Por P. José María Rojo, sacerdote de la Diócesis de Lurín

Escribo esta nota cuando aún no sabemos los resultados definitivos de la ONPE, cuando -si bien va por delante P.Castillo- lo hace por menos de medio punto y todo puede pasar. Pero los resultados gruesos y el mapa electoral del país ya muy poco pueden cambiar. Pienso que, además, es mejor hacer esta reflexión ahora que cuando ya puedan más fácilmente colarse preferencias y sentimientos para uno de los lados.

Hay algo muy claro y contundente: las elecciones han dividido al país 50 frente a 50. El resultado será tan apretado que la realidad será esa. Y le cae muy gordo a uno de esos dos 50 decir que el otro es “zonzo”, que no sabe ni entiende. Tenemos que aceptar que, honestamente, los peruanos han decidido.
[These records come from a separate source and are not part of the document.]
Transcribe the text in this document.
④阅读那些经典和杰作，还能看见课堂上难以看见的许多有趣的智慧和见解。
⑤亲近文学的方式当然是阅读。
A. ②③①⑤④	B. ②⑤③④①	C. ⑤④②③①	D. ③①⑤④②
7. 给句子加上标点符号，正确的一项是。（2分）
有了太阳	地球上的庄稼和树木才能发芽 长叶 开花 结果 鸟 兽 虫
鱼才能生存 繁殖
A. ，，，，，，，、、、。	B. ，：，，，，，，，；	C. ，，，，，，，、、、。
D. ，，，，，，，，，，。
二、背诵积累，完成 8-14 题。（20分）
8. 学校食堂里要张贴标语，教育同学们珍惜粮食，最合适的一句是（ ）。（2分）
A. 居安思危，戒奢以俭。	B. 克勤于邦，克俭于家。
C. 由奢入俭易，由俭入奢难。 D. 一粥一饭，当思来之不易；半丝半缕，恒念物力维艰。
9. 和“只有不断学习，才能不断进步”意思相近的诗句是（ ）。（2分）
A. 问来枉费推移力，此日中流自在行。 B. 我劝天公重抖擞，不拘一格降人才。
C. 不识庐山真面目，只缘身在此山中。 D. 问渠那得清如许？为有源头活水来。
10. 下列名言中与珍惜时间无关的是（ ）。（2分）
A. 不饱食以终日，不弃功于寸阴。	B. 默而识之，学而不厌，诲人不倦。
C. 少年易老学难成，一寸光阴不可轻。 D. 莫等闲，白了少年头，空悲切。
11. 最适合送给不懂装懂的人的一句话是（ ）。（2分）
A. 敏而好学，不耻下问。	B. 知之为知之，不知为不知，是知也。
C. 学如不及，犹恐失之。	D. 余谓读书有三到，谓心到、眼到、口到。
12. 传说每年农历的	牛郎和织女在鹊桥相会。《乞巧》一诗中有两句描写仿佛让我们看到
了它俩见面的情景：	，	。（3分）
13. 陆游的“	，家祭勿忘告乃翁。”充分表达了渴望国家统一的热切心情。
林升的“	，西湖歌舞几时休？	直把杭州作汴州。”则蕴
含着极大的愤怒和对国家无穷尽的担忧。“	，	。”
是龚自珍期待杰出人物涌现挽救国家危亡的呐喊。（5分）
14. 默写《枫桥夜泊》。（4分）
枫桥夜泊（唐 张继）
Por supuesto, influidos por ambas prédicas.

Pero lo más gordo, lo más brutal es el mapa como resultado: es todo el inmenso país pobre y marginado de la sierra y de la selva  (exceptuando los departamentos de Loreto y Ucayali, que merecerían un análisis particular) quienes han votado por una opción, frente a toda la costa moderna o llamémosla “desarrollada”. Queda también ahí Chimbote para el otro lado (sabremos más adelante si es por sí mismo o por el peso de Huaraz y el resto del departamento, todo de sierra). Eso no puede ocultarse. En lenguaje de José María Arguedas, como nunca, los “dos zorros” se miran las caras frente a frente y no con amor ni cariño…

Querámoslo o no, el Perú pobre le ha dicho al otro: “¡Basta ya!”. Y no podemos buscar argumentos que traten de desmentir lo que es evidente: el Perú pobre, sin injerencia decisiva en los órganos estatales, sin asesores ni medios económicos, sin propaganda ni acceso suficiente a los medios de comunicación y a las redes sociales (masivamente a favor de la otra opción) le ha tomado el pulso al centralismo de Lima y de la Costa.

Gane quien gane estaremos ante una situación en la que obliga, humildemente, a sentarse y, de igual a igual, escucharse -si no lo hemos querido hacer antes-. Las viejas voces del papá de Lourdes Flores Nano o de Antero Flores Araoz llamando a unos “huanacos” (por lo tanto, ¿para qué escucharlos?) o de Alán García Pérez diciendo que unos son “ciudadanos de segunda”, pertenecen al siglo XVI, cuando los opositores de Fray Bartolomé De Las Casas negaban que los indígenas tuvieran alma, fueran personas.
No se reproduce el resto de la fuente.